Virtue alone doth lasting honor gain,
But men of basest souls oft wealth attain;

and those of Euripides much of the same import,

Hence temperance in my esteem excels,
Because it constantly with good men dwells;
However you may strive for honor
And you may seem to have secured by wealth virtue,
Good men will place you among the miserable;

do they not evidently confirm to us what the philosophers say of riches and other external good things, that without virtue they are fruitless and unprofitable enjoyments?

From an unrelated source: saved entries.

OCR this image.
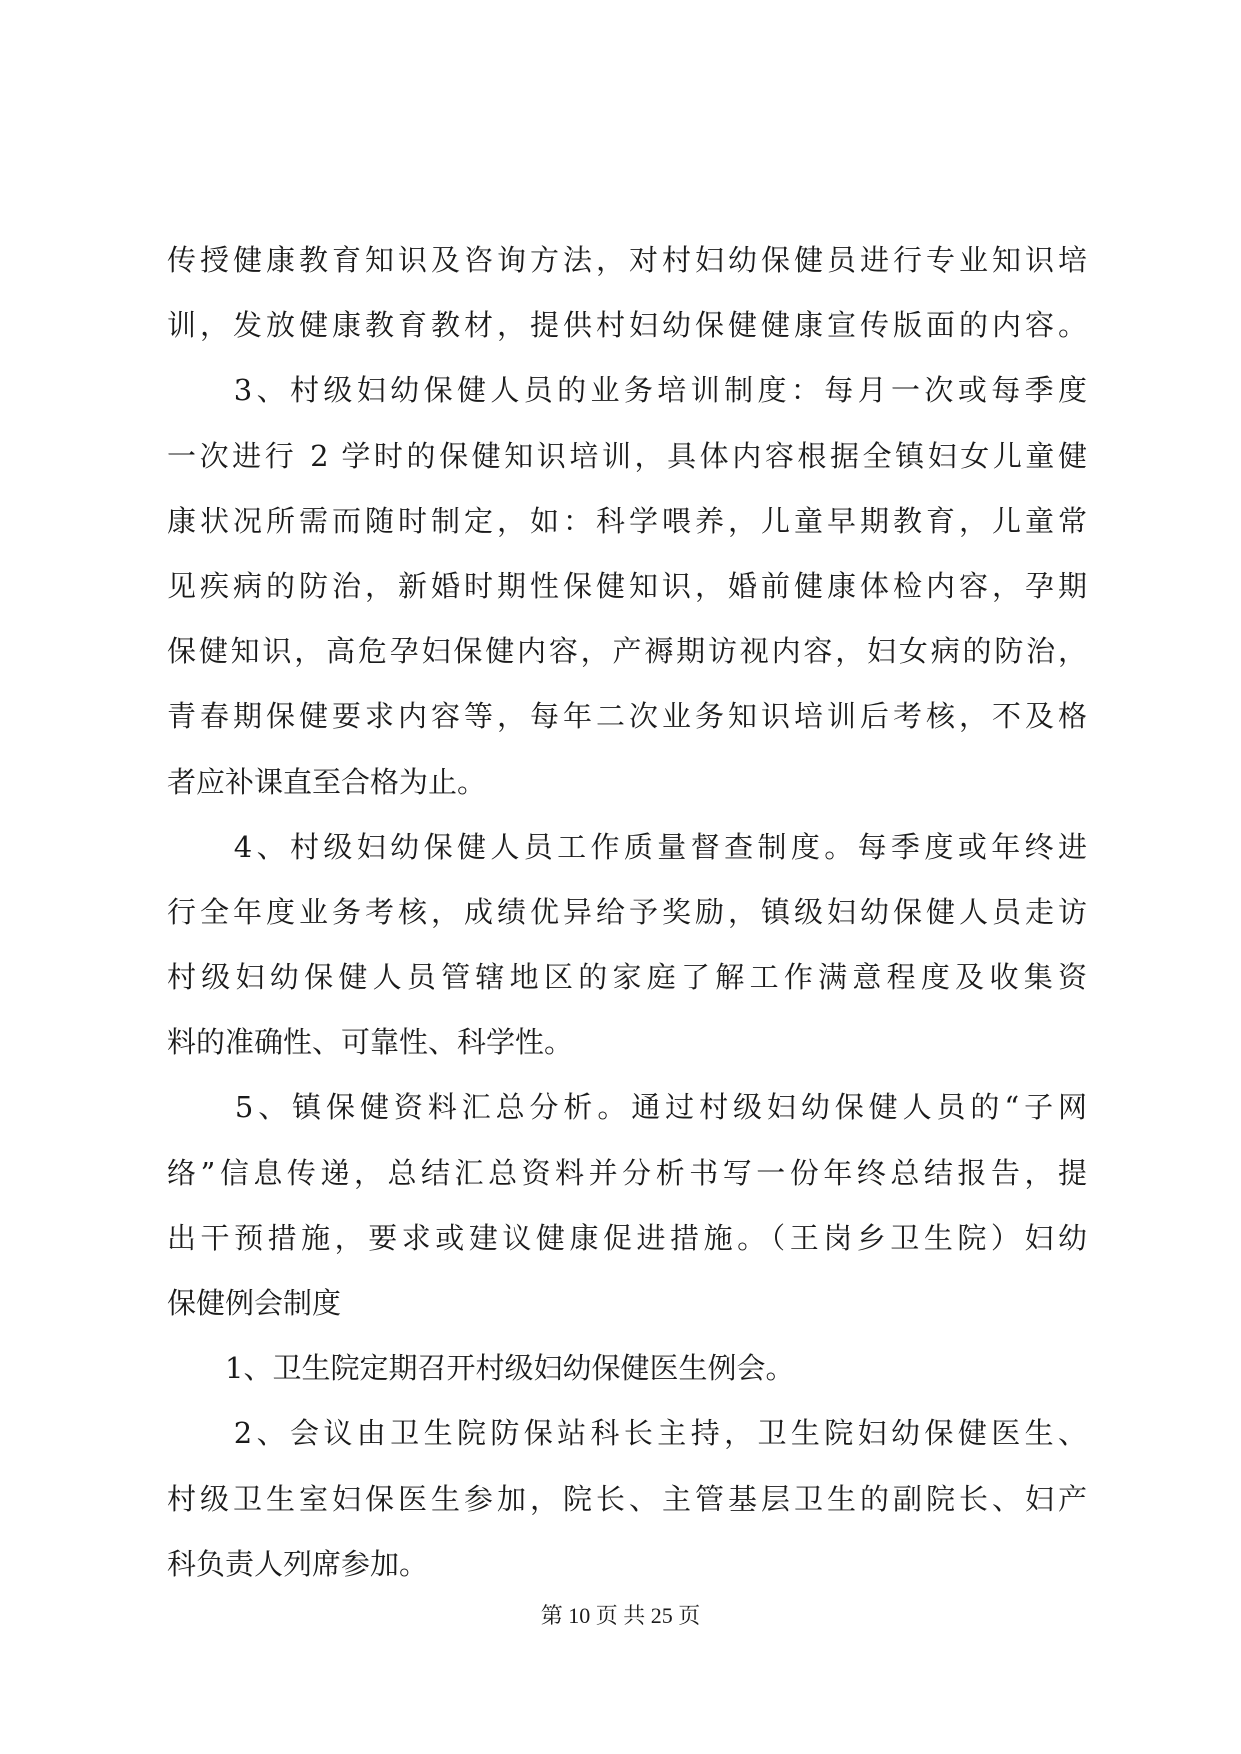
传授健康教育知识及咨询方法，对村妇幼保健员进行专业知识培
训，发放健康教育教材，提供村妇幼保健健康宣传版面的内容。
　　3、村级妇幼保健人员的业务培训制度：每月一次或每季度
一次进行 2 学时的保健知识培训，具体内容根据全镇妇女儿童健
康状况所需而随时制定，如：科学喂养，儿童早期教育，儿童常
见疾病的防治，新婚时期性保健知识，婚前健康体检内容，孕期
保健知识，高危孕妇保健内容，产褥期访视内容，妇女病的防治，
青春期保健要求内容等，每年二次业务知识培训后考核，不及格
者应补课直至合格为止。
　　4、村级妇幼保健人员工作质量督查制度。每季度或年终进
行全年度业务考核，成绩优异给予奖励，镇级妇幼保健人员走访
村级妇幼保健人员管辖地区的家庭了解工作满意程度及收集资
料的准确性、可靠性、科学性。
　　5、镇保健资料汇总分析。通过村级妇幼保健人员的“子网
络”信息传递，总结汇总资料并分析书写一份年终总结报告，提
出干预措施，要求或建议健康促进措施。（王岗乡卫生院）妇幼
保健例会制度
　　1、卫生院定期召开村级妇幼保健医生例会。
　　2、会议由卫生院防保站科长主持，卫生院妇幼保健医生、
村级卫生室妇保医生参加，院长、主管基层卫生的副院长、妇产
科负责人列席参加。
第 10 页 共 25 页
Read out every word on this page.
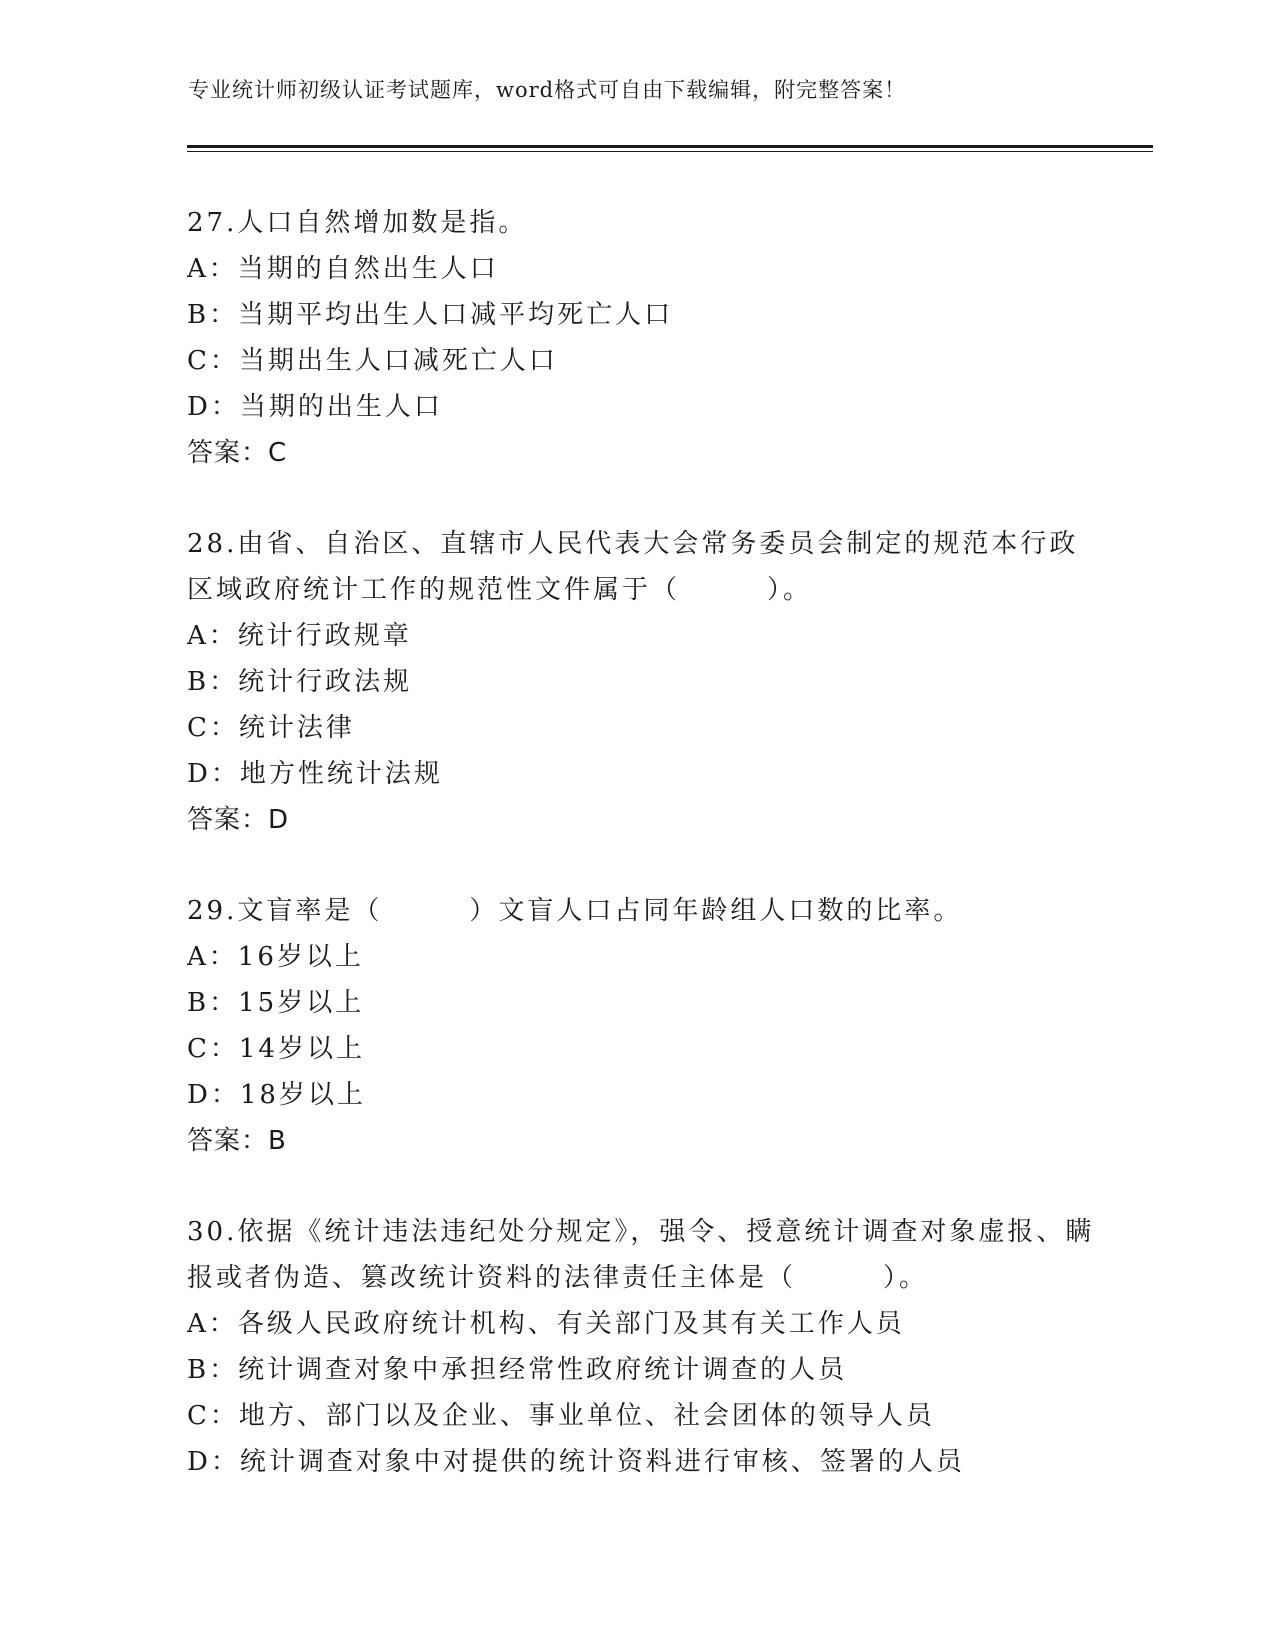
专业统计师初级认证考试题库，word格式可自由下载编辑，附完整答案！
27.人口自然增加数是指。
A：当期的自然出生人口
B：当期平均出生人口减平均死亡人口
C：当期出生人口减死亡人口
D：当期的出生人口
答案：C
28.由省、自治区、直辖市人民代表大会常务委员会制定的规范本行政区域政府统计工作的规范性文件属于（　　　）。
A：统计行政规章
B：统计行政法规
C：统计法律
D：地方性统计法规
答案：D
29.文盲率是（　　　）文盲人口占同年龄组人口数的比率。
A：16岁以上
B：15岁以上
C：14岁以上
D：18岁以上
答案：B
30.依据《统计违法违纪处分规定》，强令、授意统计调查对象虚报、瞒报或者伪造、篡改统计资料的法律责任主体是（　　　）。
A：各级人民政府统计机构、有关部门及其有关工作人员
B：统计调查对象中承担经常性政府统计调查的人员
C：地方、部门以及企业、事业单位、社会团体的领导人员
D：统计调查对象中对提供的统计资料进行审核、签署的人员
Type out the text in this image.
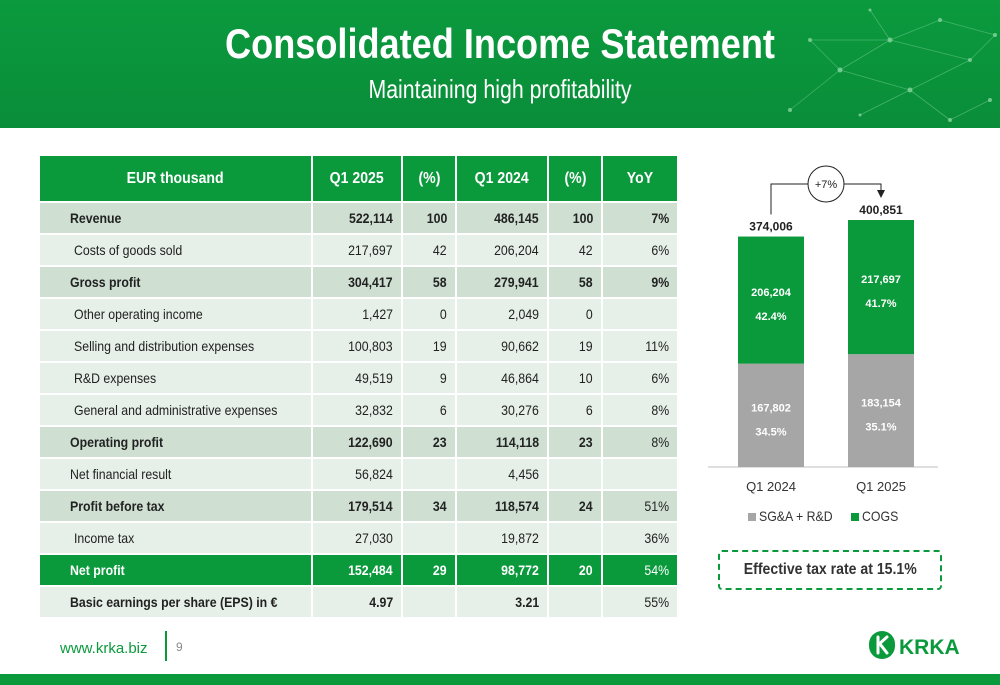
Consolidated Income Statement
Maintaining high profitability
EUR thousand	Q1 2025	(%)	Q1 2024	(%)	YoY
Revenue	522,114	100	486,145	100	7%
Costs of goods sold	217,697	42	206,204	42	6%
Gross profit	304,417	58	279,941	58	9%
Other operating income	1,427	0	2,049	0	
Selling and distribution expenses	100,803	19	90,662	19	11%
R&D expenses	49,519	9	46,864	10	6%
General and administrative expenses	32,832	6	30,276	6	8%
Operating profit	122,690	23	114,118	23	8%
Net financial result	56,824		4,456		
Profit before tax	179,514	34	118,574	24	51%
Income tax	27,030		19,872		36%
Net profit	152,484	29	98,772	20	54%
Basic earnings per share (EPS) in €	4.97		3.21		55%
167,802
34.5%
206,204
42.4%
374,006
Q1 2024
183,154
35.1%
217,697
41.7%
400,851
Q1 2025
+7%
SG&A + R&D COGS
Effective tax rate at 15.1%
www.krka.biz 9	KRKA
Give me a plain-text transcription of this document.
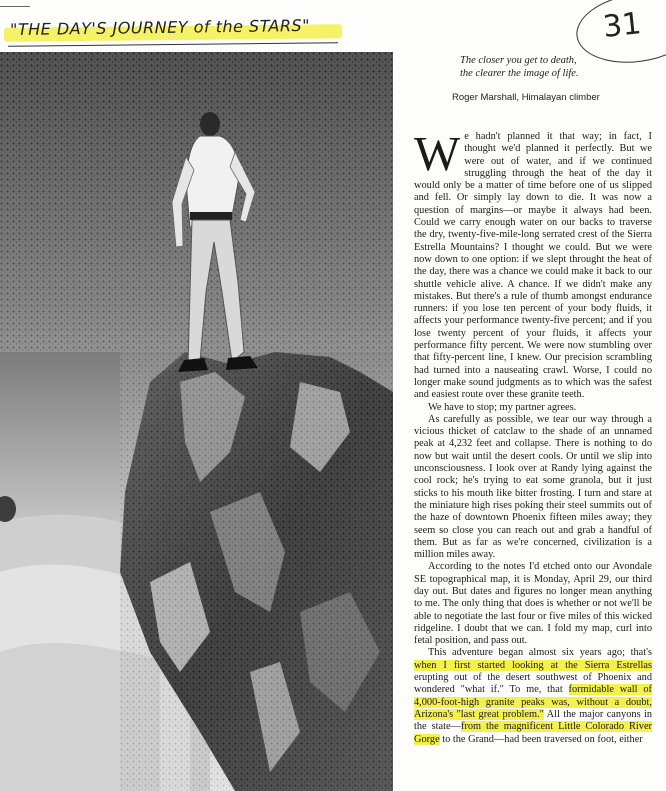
"THE DAY'S JOURNEY of the STARS"	31
The closer you get to death,
the clearer the image of life.
Roger Marshall, Himalayan climber

We hadn't planned it that way; in fact, I thought we'd planned it perfectly. But we were out of water, and if we continued struggling through the heat of the day it would only be a matter of time before one of us slipped and fell. Or simply lay down to die. It was now a question of margins—or maybe it always had been. Could we carry enough water on our backs to traverse the dry, twenty-five-mile-long serrated crest of the Sierra Estrella Mountains? I thought we could. But we were now down to one option: if we slept throught the heat of the day, there was a chance we could make it back to our shuttle vehicle alive. A chance. If we didn't make any mistakes. But there's a rule of thumb amongst endurance runners: if you lose ten percent of your body fluids, it affects your performance twenty-five percent; and if you lose twenty percent of your fluids, it affects your performance fifty percent. We were now stumbling over that fifty-percent line, I knew. Our precision scrambling had turned into a nauseating crawl. Worse, I could no longer make sound judgments as to which was the safest and easiest route over these granite teeth.

We have to stop; my partner agrees.

As carefully as possible, we tear our way through a vicious thicket of catclaw to the shade of an unnamed peak at 4,232 feet and collapse. There is nothing to do now but wait until the desert cools. Or until we slip into unconsciousness. I look over at Randy lying against the cool rock; he's trying to eat some granola, but it just sticks to his mouth like bitter frosting. I turn and stare at the miniature high rises poking their steel summits out of the haze of downtown Phoenix fifteen miles away; they seem so close you can reach out and grab a handful of them. But as far as we're concerned, civilization is a million miles away.

According to the notes I'd etched onto our Avondale SE topographical map, it is Monday, April 29, our third day out. But dates and figures no longer mean anything to me. The only thing that does is whether or not we'll be able to negotiate the last four or five miles of this wicked ridgeline. I doubt that we can. I fold my map, curl into fetal position, and pass out.

This adventure began almost six years ago; that's when I first started looking at the Sierra Estrellas erupting out of the desert southwest of Phoenix and wondered "what if." To me, that formidable wall of 4,000-foot-high granite peaks was, without a doubt, Arizona's "last great problem." All the major canyons in the state—from the magnificent Little Colorado River Gorge to the Grand—had been traversed on foot, either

Now thus to accommodate and reconcile poetry to the doctrines of philosophy strips it of its fabulous and personated parts, and makes those things which it delivers usefully to acquire also the reputation of gravity; and over and above, it inclines the soul of a young man to receive the impressions of philosophical precepts. For he will hereby be enabled to come to them not altogether destitute of some sort of relish of them, not as to things that he has heard nothing of before, nor with an head confusedly full of the false notions which he hath sucked in from the daily tattle of his mother and nurse,—yea, sometimes too of his father and pedant,—who have been wont to speak of rich men as the happy men and mention them always with honor, and to express themselves concerning death and pain with horror, and to look on virtue without riches and glory as a thing of nought and not to be desired. Whence it comes to pass, that when such youths first do hear things of a quite contrary nature from philosophers, they are surprised with a kind of amazement, trouble, and stupid astonishment, which makes them afraid to entertain or endure them, except they be dealt with as those who come out of very great darkness into the light of the bright sun, that is, be first accustomed for a while to behold those doctrines in fabulous authors, as in a kind of false light, which hath but a moderate brightness and is easy to be looked on and borne without disturbance to the weak sight. For having before heard or read from poets such things as these are,—

Mourn one's birth, as the entrance of all ills;
But joy at death, as that which finishes misery;
Of worldly things a mortal needs but two;
A drink of water and the gift of Ceres:
O tyranny, to barbarous nations dear!
This in all human happiness is chief,
To know as little as we can of grief;

they are the less disturbed and offended when they hear from philosophers that no man ought to be overconcerned about death; that riches are limited to the necessities of nature; that the happiness of man's life doth not consist in the abundance of wealth or vastness of employments or height of authority and power, but in freedom from sorrow, in moderation of passions, and in such a temper of mind as measures all things by the use of Nature.

Wherefore, upon all these accounts, as well as for all the reasons before mentioned, youth stands in need of good government to manage it in the reading of poetry, that being free from all prejudicate opinions, and rather instructed beforehand in conformity thereunto, it may with more calmness, friendliness, and familiarity pass from thence to the study of philosophy.